Duvarlara sprey boyayla yazılan sloganlarda, kortejlerde yükselen haykırışlarda ve yanan barikatların alevlerinde aynı mesaj vardı: “Affan için adalet, polis için hesap!” Uluslararası basın ve gözlemciler bu gelişmeleri 1998’deki Suharto rejiminin çöküş sürecine benzetti. Ancak anarşist çevrelerin yorumu daha keskin: Affan’ın ölümü bir kazanın değil, devletin yapısal doğasının sonucuydu. Reform vaatleri, ödeneklerin kısılması ya da birkaç polisin yargılanması bu gerçeği değiştirmeyecekti. Çünkü sorun tek tek kurumlar ya da şahıslar değil, şiddet ve itaate dayalı iktidar düzeninin kendisiydi.

Bugün Endonezya sokaklarında yanan binalar yalnızca bir öfkenin değil, aynı zamanda bir umudun işareti. Halk, devlete güvenmediğini, kendi gücüne yaslanabileceğini yeniden keşfetti. Affan Kurniawan’ın adı artık yalnızca bir kurye değil; devlet şiddetine karşı direnişin simgesi. Onun ölümü, milyonların bir araya gelip korkmadan ses çıkarabileceğini gösterdi. Ve belki de bu yüzden, Endonezya’da yükselen isyan yalnızca bir trajediye verilen tepki değil, yeni bir toplum hayalinin kıvılcımı oldu.

Brimob: Devletin yumruğu, Brimob (Korps Brigade Mobil), Endonezya Ulusal Polisi’nin özel çevik kuvvet ve paramiliter koludur. 1946’da “Mobiele Brigade” adıyla kuruldu; bağımsızlık savaşında Hollanda’ya karşı kullanıldı. Görevi terörle mücadele, ayaklanma bastırma, sokak kontrolü ve yüksek riskli operasyonlar olarak tanımlanıyor. Zırhlı araçlar, ağır silahlar, gaz bombaları ile donatılmış durumdalar. Öğrenci eylemleri, işçi grevleri ve Papua’daki operasyonlarda aşırı şiddet kullanımıyla suçlanıyor. Halkın gözünde çoğu zaman “devletin yumruğu” ve baskı aygıtı.

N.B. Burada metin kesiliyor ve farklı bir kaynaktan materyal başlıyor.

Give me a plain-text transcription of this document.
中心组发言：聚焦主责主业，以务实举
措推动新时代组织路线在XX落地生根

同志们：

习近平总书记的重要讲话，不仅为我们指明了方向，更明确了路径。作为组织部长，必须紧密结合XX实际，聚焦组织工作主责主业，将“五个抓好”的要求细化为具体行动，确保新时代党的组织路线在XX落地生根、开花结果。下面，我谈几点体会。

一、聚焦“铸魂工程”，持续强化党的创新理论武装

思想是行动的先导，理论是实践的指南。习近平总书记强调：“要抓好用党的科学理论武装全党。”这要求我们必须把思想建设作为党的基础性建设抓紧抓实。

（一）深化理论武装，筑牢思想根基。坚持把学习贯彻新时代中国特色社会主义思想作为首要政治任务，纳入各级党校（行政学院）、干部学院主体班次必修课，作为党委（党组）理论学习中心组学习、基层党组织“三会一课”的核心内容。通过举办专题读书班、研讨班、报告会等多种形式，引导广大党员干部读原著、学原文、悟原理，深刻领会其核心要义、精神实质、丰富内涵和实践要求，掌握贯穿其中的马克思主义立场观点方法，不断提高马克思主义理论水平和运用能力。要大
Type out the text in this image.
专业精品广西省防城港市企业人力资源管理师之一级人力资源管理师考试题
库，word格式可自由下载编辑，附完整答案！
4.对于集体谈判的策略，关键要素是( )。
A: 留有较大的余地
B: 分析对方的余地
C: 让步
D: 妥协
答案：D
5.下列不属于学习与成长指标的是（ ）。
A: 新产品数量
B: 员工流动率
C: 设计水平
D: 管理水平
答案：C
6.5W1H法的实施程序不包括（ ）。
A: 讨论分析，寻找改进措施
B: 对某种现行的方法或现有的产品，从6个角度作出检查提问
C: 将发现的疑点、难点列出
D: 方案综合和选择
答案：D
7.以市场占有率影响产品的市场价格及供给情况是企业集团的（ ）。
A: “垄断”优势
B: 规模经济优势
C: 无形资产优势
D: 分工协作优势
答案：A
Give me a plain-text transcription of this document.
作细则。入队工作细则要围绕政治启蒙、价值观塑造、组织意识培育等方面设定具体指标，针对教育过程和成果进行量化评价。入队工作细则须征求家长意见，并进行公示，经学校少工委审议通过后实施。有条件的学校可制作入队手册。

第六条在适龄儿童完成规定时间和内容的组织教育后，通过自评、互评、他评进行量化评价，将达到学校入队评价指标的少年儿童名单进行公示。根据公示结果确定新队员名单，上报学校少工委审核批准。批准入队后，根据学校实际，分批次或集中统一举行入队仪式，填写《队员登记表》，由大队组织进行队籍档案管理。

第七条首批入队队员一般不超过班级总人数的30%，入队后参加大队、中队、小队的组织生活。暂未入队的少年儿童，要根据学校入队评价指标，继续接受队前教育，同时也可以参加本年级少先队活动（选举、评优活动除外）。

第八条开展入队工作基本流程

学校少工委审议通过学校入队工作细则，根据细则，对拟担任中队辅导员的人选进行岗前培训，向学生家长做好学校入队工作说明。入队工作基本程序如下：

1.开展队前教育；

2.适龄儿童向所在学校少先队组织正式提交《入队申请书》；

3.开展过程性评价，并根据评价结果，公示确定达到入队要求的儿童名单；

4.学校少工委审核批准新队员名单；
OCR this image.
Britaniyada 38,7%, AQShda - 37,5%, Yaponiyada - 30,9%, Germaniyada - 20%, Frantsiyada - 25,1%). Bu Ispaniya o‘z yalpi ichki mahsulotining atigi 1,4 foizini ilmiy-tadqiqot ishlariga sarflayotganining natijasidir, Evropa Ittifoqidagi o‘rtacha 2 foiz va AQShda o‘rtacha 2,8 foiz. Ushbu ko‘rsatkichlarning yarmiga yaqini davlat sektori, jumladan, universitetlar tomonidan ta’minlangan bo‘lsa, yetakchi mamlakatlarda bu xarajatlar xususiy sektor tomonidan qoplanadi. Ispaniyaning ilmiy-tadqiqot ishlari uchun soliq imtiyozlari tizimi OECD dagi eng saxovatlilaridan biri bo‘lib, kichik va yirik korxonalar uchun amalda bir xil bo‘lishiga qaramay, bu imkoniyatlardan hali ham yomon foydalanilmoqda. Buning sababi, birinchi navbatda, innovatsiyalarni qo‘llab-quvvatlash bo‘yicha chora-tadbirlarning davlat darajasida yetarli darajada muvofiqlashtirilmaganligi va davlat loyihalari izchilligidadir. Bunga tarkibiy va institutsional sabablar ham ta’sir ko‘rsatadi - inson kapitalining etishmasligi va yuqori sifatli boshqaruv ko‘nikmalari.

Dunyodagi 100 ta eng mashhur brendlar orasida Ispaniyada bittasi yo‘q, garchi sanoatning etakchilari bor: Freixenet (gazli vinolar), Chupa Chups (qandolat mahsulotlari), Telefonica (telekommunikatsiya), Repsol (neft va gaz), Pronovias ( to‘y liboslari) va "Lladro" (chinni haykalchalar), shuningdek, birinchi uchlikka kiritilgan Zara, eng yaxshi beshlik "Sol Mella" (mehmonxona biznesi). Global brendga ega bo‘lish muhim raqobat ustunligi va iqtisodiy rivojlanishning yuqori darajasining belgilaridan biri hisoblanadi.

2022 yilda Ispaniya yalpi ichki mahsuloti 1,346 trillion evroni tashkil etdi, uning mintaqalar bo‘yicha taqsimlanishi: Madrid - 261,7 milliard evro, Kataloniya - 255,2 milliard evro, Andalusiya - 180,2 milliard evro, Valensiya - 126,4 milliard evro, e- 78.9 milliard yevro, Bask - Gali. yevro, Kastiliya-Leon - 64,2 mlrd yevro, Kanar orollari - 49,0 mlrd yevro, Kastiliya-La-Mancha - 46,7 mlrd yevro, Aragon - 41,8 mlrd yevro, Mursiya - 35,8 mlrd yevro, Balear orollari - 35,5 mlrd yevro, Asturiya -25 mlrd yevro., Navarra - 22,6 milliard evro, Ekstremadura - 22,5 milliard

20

Protestoların Endonezya’ya etkileri

Parlamento ödeneklerinin geri çekilmesi, Prabowo hükümetinin ilk büyük geri adımı oldu. Bu, muhalefete moral kazandırırken, iktidarın meşruiyetini tartışmaya açtı.

Affan’ın ölümüyle birlikte öğrenciler, işçiler ve motorlu kuryeler arasında geniş bir dayanışma ağı doğdu. Halkın örgütlenme deneyimi güçlendi.

Rupiah değer kaybetti, borsa düştü. Yabancı yatırımcıların güveni sarsıldı. Hükûmet ekonomik istikrar adına baskıyı artırma yoluna gidebilir.

Olaylar dünya basınında geniş yer buldu. İnsan hakları örgütleri Endonezya polisinin şiddetini sert biçimde eleştirdi.

Tıpkı 1998’deki Suharto sonrası dönemde olduğu gibi, bu protestolar Endonezya siyasetinde yeni bir kırılma noktasının habercisi olabilir.